Partial Least Squares
A supervised dimension reduction method which proceeds roughly as follows
- Standardize the variables
- Compute Z1 by setting ϕj1=βj^ the ordinary least squares estimate
- For 1<m<M, Zm is determined by
- Adjust the data Xj=ϵj where ϵj is the residual from regression of Zm−1 onto Xj
- Compute Zm in the same fashion as Z1 on the adjusted data
As with PCR, M is chosen by cross-validation
Advantages
- Decreased variance of coefficient estimates relative to OLS regression
- Supervised dimension reduction may reduce bias
Disadvantages
- May increase variance relative to PCR (which is unsupervised).

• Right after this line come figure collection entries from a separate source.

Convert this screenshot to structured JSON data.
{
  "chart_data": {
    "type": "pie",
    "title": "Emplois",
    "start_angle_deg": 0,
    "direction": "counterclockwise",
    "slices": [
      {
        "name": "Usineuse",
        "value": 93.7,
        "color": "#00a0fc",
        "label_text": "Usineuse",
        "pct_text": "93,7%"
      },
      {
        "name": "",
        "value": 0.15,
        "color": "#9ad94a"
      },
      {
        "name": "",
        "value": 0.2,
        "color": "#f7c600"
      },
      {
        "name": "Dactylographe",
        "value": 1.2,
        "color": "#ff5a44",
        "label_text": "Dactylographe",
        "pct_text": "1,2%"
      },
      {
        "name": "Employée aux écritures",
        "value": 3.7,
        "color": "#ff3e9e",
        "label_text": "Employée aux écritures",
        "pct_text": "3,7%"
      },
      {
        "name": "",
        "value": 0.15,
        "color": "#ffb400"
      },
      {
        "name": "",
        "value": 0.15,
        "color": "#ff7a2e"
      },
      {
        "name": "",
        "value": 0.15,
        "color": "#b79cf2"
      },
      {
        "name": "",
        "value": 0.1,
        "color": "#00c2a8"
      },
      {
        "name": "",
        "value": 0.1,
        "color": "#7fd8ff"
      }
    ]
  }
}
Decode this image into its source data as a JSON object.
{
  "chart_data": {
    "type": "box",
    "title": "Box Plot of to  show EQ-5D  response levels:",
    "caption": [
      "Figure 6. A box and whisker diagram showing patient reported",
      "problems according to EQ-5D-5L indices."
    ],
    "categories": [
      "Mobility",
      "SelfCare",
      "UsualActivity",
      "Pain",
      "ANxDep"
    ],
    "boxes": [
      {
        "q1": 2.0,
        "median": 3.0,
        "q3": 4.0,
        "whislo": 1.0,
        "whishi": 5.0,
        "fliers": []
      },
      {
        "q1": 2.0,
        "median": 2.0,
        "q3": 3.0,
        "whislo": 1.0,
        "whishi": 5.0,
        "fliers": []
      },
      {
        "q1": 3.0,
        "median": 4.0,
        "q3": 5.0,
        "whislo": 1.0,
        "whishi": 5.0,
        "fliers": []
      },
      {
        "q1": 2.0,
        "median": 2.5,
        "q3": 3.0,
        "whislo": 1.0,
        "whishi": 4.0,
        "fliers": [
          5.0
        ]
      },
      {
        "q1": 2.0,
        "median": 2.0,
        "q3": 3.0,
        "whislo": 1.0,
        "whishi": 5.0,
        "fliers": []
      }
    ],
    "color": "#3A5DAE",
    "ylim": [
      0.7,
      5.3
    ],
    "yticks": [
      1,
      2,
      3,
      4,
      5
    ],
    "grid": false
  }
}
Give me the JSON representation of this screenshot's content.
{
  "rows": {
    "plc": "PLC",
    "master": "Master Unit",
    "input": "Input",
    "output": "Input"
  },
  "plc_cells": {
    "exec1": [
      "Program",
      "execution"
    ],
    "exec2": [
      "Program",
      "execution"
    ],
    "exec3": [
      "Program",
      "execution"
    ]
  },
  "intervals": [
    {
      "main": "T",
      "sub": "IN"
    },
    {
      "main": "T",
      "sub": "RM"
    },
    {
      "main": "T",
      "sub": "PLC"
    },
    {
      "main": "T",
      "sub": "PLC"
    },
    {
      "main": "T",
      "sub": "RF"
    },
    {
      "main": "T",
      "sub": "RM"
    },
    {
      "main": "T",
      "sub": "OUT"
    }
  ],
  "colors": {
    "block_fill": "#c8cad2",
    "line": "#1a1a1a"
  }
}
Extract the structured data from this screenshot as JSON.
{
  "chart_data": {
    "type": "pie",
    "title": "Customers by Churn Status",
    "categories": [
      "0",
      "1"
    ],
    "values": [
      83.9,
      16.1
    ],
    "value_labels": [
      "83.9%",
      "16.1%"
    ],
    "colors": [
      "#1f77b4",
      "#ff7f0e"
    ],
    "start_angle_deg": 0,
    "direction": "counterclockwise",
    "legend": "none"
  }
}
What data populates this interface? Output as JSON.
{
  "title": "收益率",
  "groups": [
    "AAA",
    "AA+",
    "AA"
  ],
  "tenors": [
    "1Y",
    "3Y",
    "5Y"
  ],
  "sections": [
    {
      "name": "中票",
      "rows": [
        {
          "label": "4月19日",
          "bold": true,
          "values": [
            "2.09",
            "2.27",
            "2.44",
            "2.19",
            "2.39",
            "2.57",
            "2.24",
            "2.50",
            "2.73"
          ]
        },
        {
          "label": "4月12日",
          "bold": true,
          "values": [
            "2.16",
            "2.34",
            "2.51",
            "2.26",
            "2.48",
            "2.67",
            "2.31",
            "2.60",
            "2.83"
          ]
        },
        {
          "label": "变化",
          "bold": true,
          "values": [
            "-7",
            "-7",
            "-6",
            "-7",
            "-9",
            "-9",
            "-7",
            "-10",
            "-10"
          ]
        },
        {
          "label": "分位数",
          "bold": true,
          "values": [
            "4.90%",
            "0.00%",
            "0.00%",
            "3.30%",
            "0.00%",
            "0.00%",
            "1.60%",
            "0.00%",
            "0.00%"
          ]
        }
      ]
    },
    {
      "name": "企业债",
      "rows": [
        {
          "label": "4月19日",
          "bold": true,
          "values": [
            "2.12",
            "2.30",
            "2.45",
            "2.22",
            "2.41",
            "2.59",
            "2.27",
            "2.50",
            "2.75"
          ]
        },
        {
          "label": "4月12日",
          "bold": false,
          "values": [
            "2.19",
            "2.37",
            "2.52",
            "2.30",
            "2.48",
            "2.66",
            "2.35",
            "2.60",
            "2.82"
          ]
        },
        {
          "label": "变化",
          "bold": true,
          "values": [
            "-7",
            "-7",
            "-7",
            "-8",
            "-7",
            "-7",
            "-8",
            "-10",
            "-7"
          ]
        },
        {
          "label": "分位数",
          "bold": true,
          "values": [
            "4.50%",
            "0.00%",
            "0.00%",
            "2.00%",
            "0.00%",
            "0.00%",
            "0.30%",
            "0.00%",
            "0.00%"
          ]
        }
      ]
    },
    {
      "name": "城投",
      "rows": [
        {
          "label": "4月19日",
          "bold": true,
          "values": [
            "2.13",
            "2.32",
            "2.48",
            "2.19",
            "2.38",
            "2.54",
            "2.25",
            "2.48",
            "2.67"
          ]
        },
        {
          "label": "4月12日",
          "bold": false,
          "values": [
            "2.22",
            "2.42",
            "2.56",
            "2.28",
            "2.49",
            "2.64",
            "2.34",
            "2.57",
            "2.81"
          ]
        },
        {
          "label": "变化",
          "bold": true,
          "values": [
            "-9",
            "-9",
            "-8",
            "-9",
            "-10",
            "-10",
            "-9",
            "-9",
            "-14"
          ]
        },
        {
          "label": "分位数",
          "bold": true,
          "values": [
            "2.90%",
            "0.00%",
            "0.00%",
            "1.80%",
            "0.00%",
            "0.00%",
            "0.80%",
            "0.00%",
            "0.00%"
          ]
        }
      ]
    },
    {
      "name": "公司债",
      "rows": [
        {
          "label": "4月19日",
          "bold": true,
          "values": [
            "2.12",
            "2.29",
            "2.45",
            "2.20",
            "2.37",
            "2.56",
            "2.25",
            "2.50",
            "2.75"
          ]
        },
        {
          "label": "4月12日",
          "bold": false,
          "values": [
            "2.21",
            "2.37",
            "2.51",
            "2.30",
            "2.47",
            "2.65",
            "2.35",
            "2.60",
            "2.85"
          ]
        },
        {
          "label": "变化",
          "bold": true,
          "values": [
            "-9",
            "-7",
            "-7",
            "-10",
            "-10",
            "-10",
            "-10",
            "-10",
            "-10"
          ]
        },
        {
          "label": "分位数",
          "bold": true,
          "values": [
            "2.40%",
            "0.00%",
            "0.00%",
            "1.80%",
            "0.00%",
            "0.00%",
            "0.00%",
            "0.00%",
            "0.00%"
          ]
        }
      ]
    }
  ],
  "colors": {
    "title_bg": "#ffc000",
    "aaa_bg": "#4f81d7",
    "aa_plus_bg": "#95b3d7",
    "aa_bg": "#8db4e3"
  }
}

- May be no better than PCR in practice
Considerations in High Dimensions
High-Dimensional Data
Low dimensional means p<<n, high dimensional is p≳n
What Goes Wrong in High Dimensions?
-
If p≳n, then linear models will create a perfect fit, hence overfit (usually badly)
-
Cp, AIC, BIC, and R2 approaches don’t work in well in this setting
Regression in High Dimensions
- Regularization or shrinkage plays a key role in high-dimensional problems.
- Appropriate tuning parameter selection is crucial for good predictive performance.
- The test error tends to increase as the dimensionality of the problem increases if the additional features aren’t truly associated with the response (the curse of dimensionality)
Interpreting Results in High Dimensions
-
Multicollinearity problem is maximal in high dimensional setting
-
This makes interpretation difficult, since models obtained from highly multicollinear data fail to identify which features are “preferred”
-
Care must be taken to measure performance